There is more to come on Tsagaan Sar, I promise. It’s been painstakingly written out in my journal by hand; I just have yet to transcribe it here. Tonight, I am here to complain about my apartment.
In the almost-seven months I have been here, my school/director have presented me with a number of items that have vastly improved my quality of life. Two weeks ago, it was a much-appreciated vacuum cleaner; before that, it was a toaster oven, a mattress, and a hot plate. Small as those might sound, all have vastly improved my quality of life.
If living in Mongolia teaches you one thing, it’s to appreciate the little things. Thanks to the aforementioned items, I can bake bread and clean my floor in a reasonable amount of time; I can actually cook my food now without burning it to a crisp, and I can sleep on my side without acquiring bruises on my hips and the insides of my knees. For this, I am grateful, and I am reluctant to ask my director for anything that isn’t strictly necessary.
But dear God, I would kill to have just one comfortable piece of furniture in my apartment.

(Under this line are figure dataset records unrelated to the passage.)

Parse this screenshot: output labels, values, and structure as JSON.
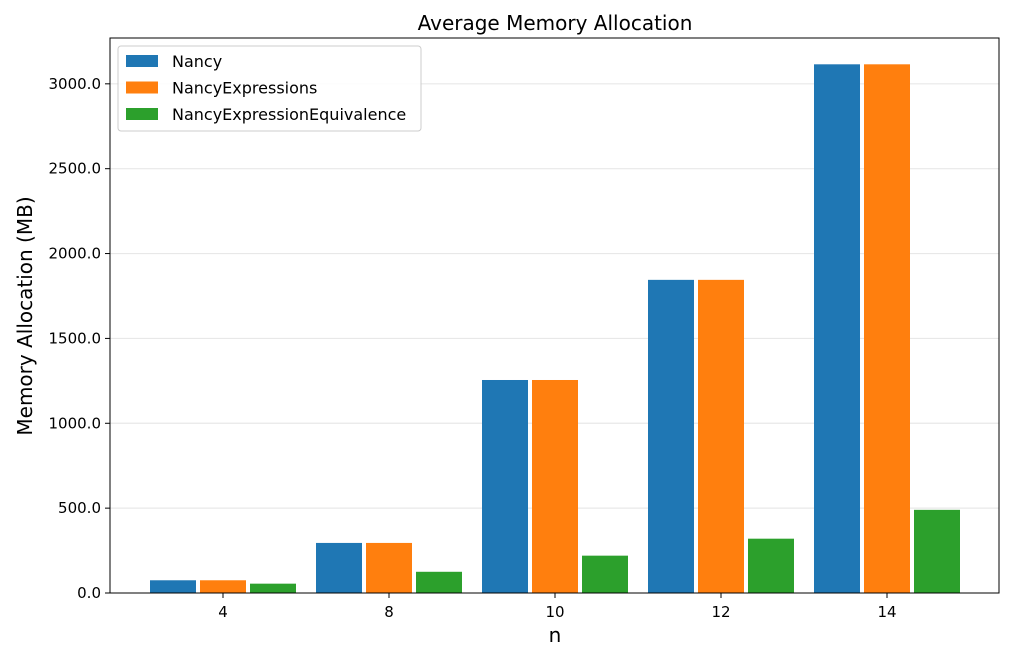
{
  "chart_data": {
    "type": "bar",
    "title": "Average Memory Allocation",
    "xlabel": "n",
    "ylabel": "Memory Allocation (MB)",
    "categories": [
      "4",
      "8",
      "10",
      "12",
      "14"
    ],
    "series": [
      {
        "name": "Nancy",
        "color": "#1f77b4",
        "values": [
          75,
          295,
          1255,
          1845,
          3115
        ]
      },
      {
        "name": "NancyExpressions",
        "color": "#ff7f0e",
        "values": [
          75,
          295,
          1255,
          1845,
          3115
        ]
      },
      {
        "name": "NancyExpressionEquivalence",
        "color": "#2ca02c",
        "values": [
          55,
          125,
          220,
          320,
          490
        ]
      }
    ],
    "ylim": [
      0,
      3270
    ],
    "yticks": [
      0,
      500,
      1000,
      1500,
      2000,
      2500,
      3000
    ],
    "ytick_labels": [
      "0.0",
      "500.0",
      "1000.0",
      "1500.0",
      "2000.0",
      "2500.0",
      "3000.0"
    ],
    "grid": "horizontal",
    "legend_position": "top-left"
  }
}
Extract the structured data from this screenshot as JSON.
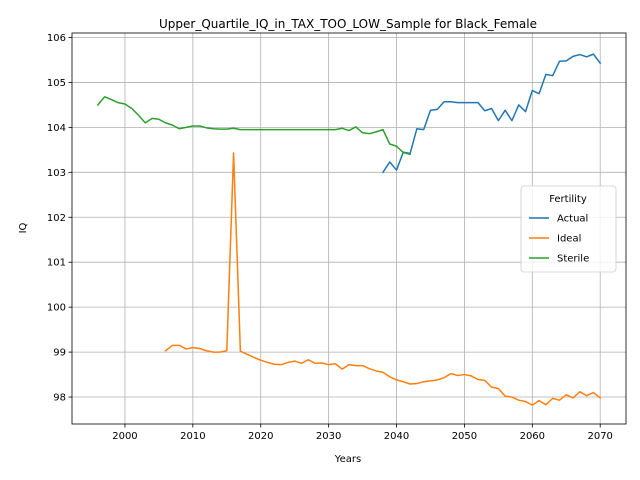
{
  "chart_data": {
    "type": "line",
    "title": "Upper_Quartile_IQ_in_TAX_TOO_LOW_Sample for Black_Female",
    "xlabel": "Years",
    "ylabel": "IQ",
    "xlim": [
      1992.2,
      2073.8
    ],
    "ylim": [
      97.4,
      106.1
    ],
    "xticks": [
      2000,
      2010,
      2020,
      2030,
      2040,
      2050,
      2060,
      2070
    ],
    "yticks": [
      98,
      99,
      100,
      101,
      102,
      103,
      104,
      105,
      106
    ],
    "grid": true,
    "legend": {
      "title": "Fertility",
      "placement": "center-right"
    },
    "series": [
      {
        "name": "Actual",
        "color": "#1f77b4",
        "x": [
          2038,
          2039,
          2040,
          2041,
          2042,
          2043,
          2044,
          2045,
          2046,
          2047,
          2048,
          2049,
          2050,
          2051,
          2052,
          2053,
          2054,
          2055,
          2056,
          2057,
          2058,
          2059,
          2060,
          2061,
          2062,
          2063,
          2064,
          2065,
          2066,
          2067,
          2068,
          2069,
          2070
        ],
        "y": [
          103.0,
          103.23,
          103.05,
          103.45,
          103.42,
          103.97,
          103.95,
          104.38,
          104.4,
          104.57,
          104.57,
          104.55,
          104.55,
          104.55,
          104.55,
          104.37,
          104.42,
          104.15,
          104.38,
          104.15,
          104.5,
          104.35,
          104.82,
          104.75,
          105.18,
          105.15,
          105.47,
          105.48,
          105.58,
          105.62,
          105.57,
          105.63,
          105.43
        ]
      },
      {
        "name": "Ideal",
        "color": "#ff7f0e",
        "x": [
          2006,
          2007,
          2008,
          2009,
          2010,
          2011,
          2012,
          2013,
          2014,
          2015,
          2016,
          2017,
          2018,
          2019,
          2020,
          2021,
          2022,
          2023,
          2024,
          2025,
          2026,
          2027,
          2028,
          2029,
          2030,
          2031,
          2032,
          2033,
          2034,
          2035,
          2036,
          2037,
          2038,
          2039,
          2040,
          2041,
          2042,
          2043,
          2044,
          2045,
          2046,
          2047,
          2048,
          2049,
          2050,
          2051,
          2052,
          2053,
          2054,
          2055,
          2056,
          2057,
          2058,
          2059,
          2060,
          2061,
          2062,
          2063,
          2064,
          2065,
          2066,
          2067,
          2068,
          2069,
          2070
        ],
        "y": [
          99.03,
          99.15,
          99.15,
          99.07,
          99.1,
          99.08,
          99.03,
          99.0,
          99.0,
          99.03,
          103.43,
          99.02,
          98.95,
          98.88,
          98.82,
          98.77,
          98.73,
          98.72,
          98.77,
          98.8,
          98.75,
          98.83,
          98.75,
          98.76,
          98.72,
          98.74,
          98.62,
          98.72,
          98.7,
          98.7,
          98.63,
          98.58,
          98.55,
          98.45,
          98.38,
          98.34,
          98.29,
          98.3,
          98.34,
          98.36,
          98.38,
          98.43,
          98.52,
          98.48,
          98.5,
          98.47,
          98.39,
          98.37,
          98.22,
          98.19,
          98.02,
          98.0,
          97.93,
          97.9,
          97.82,
          97.92,
          97.83,
          97.97,
          97.93,
          98.05,
          97.98,
          98.12,
          98.03,
          98.1,
          97.98
        ]
      },
      {
        "name": "Sterile",
        "color": "#2ca02c",
        "x": [
          1996,
          1997,
          1998,
          1999,
          2000,
          2001,
          2002,
          2003,
          2004,
          2005,
          2006,
          2007,
          2008,
          2009,
          2010,
          2011,
          2012,
          2013,
          2014,
          2015,
          2016,
          2017,
          2018,
          2019,
          2020,
          2021,
          2022,
          2023,
          2024,
          2025,
          2026,
          2027,
          2028,
          2029,
          2030,
          2031,
          2032,
          2033,
          2034,
          2035,
          2036,
          2037,
          2038,
          2039,
          2040,
          2041,
          2042
        ],
        "y": [
          104.5,
          104.68,
          104.62,
          104.55,
          104.52,
          104.42,
          104.27,
          104.1,
          104.2,
          104.18,
          104.1,
          104.05,
          103.97,
          104.0,
          104.03,
          104.03,
          103.99,
          103.97,
          103.96,
          103.96,
          103.98,
          103.95,
          103.95,
          103.95,
          103.95,
          103.95,
          103.95,
          103.95,
          103.95,
          103.95,
          103.95,
          103.95,
          103.95,
          103.95,
          103.95,
          103.95,
          103.98,
          103.93,
          104.01,
          103.88,
          103.86,
          103.9,
          103.95,
          103.63,
          103.58,
          103.44,
          103.4
        ]
      }
    ]
  }
}
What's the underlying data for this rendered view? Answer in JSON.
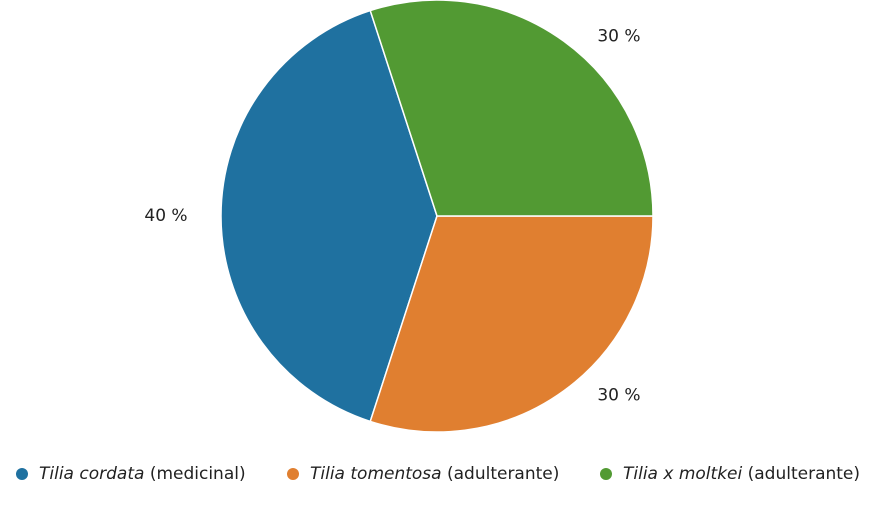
{
  "chart_data": {
    "type": "pie",
    "categories": [
      {
        "species": "Tilia cordata",
        "role": "(medicinal)"
      },
      {
        "species": "Tilia tomentosa",
        "role": "(adulterante)"
      },
      {
        "species": "Tilia x moltkei",
        "role": "(adulterante)"
      }
    ],
    "values": [
      40,
      30,
      30
    ],
    "value_labels": [
      "40 %",
      "30 %",
      "30 %"
    ],
    "colors": [
      "#1f71a0",
      "#e07f30",
      "#529a33"
    ],
    "legend": "bottom"
  }
}
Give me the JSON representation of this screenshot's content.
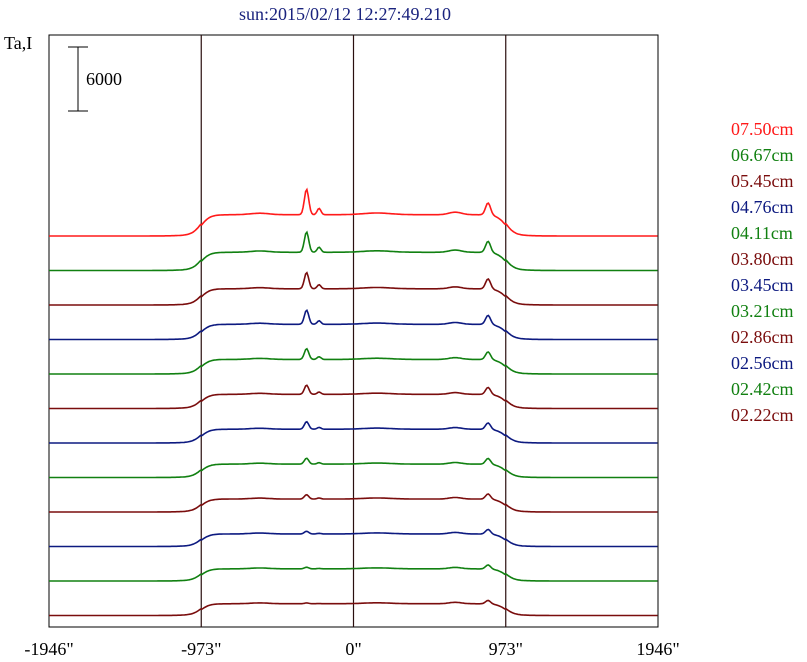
{
  "title": "sun:2015/02/12 12:27:49.210",
  "y_axis_label": "Ta,I",
  "scale_bar_label": "6000",
  "colors": {
    "title": "#1a237e",
    "frame": "#000000",
    "marker": "#2a0f0f"
  },
  "chart_data": {
    "type": "line",
    "title": "sun:2015/02/12 12:27:49.210",
    "ylabel": "Ta,I",
    "xlabel": "",
    "x_ticks": [
      "-1946\"",
      "-973\"",
      "0\"",
      "973\"",
      "1946\""
    ],
    "x_tick_values": [
      -1946,
      -973,
      0,
      973,
      1946
    ],
    "xlim": [
      -1946,
      1946
    ],
    "vertical_markers": [
      -973,
      0,
      973
    ],
    "scale_bar": 6000,
    "legend_position": "right",
    "series": [
      {
        "name": "07.50cm",
        "color": "#ff1a1a",
        "baseline": 0,
        "plateau": 10500,
        "peak_left": 23000,
        "peak_right": 16500
      },
      {
        "name": "06.67cm",
        "color": "#118011",
        "baseline": 0,
        "plateau": 9000,
        "peak_left": 19000,
        "peak_right": 14500
      },
      {
        "name": "05.45cm",
        "color": "#7a0d0d",
        "baseline": 0,
        "plateau": 8000,
        "peak_left": 16000,
        "peak_right": 13000
      },
      {
        "name": "04.76cm",
        "color": "#0d1a80",
        "baseline": 0,
        "plateau": 7500,
        "peak_left": 14500,
        "peak_right": 12000
      },
      {
        "name": "04.11cm",
        "color": "#118011",
        "baseline": 0,
        "plateau": 7200,
        "peak_left": 12500,
        "peak_right": 11000
      },
      {
        "name": "03.80cm",
        "color": "#7a0d0d",
        "baseline": 0,
        "plateau": 7000,
        "peak_left": 11500,
        "peak_right": 10500
      },
      {
        "name": "03.45cm",
        "color": "#0d1a80",
        "baseline": 0,
        "plateau": 6800,
        "peak_left": 10500,
        "peak_right": 10000
      },
      {
        "name": "03.21cm",
        "color": "#118011",
        "baseline": 0,
        "plateau": 6600,
        "peak_left": 9500,
        "peak_right": 9500
      },
      {
        "name": "02.86cm",
        "color": "#7a0d0d",
        "baseline": 0,
        "plateau": 6400,
        "peak_left": 8500,
        "peak_right": 9000
      },
      {
        "name": "02.56cm",
        "color": "#0d1a80",
        "baseline": 0,
        "plateau": 6200,
        "peak_left": 7500,
        "peak_right": 8500
      },
      {
        "name": "02.42cm",
        "color": "#118011",
        "baseline": 0,
        "plateau": 6000,
        "peak_left": 6800,
        "peak_right": 8000
      },
      {
        "name": "02.22cm",
        "color": "#7a0d0d",
        "baseline": 0,
        "plateau": 5800,
        "peak_left": 6200,
        "peak_right": 7500
      }
    ]
  }
}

I mean it. I have a mattress, but it’s only slightly more comfortable than the lightly-padded-board that preceded it. There is exactly one real chair on my apartment, and that’s my desk chair; anyone not in that chair has to sit on the bed, the one little stool we have, on the step in the kitchen, or on the floor. And while having ONE comfortable chair is pretty high on Maslow’s hierarchy, it still makes a difference. It would be one thing if had a library or cafe where I could go and sit comfortably. But I don’t. And you can only sit on the floor for so long before your hips and/or sitbones start to hurt something awful.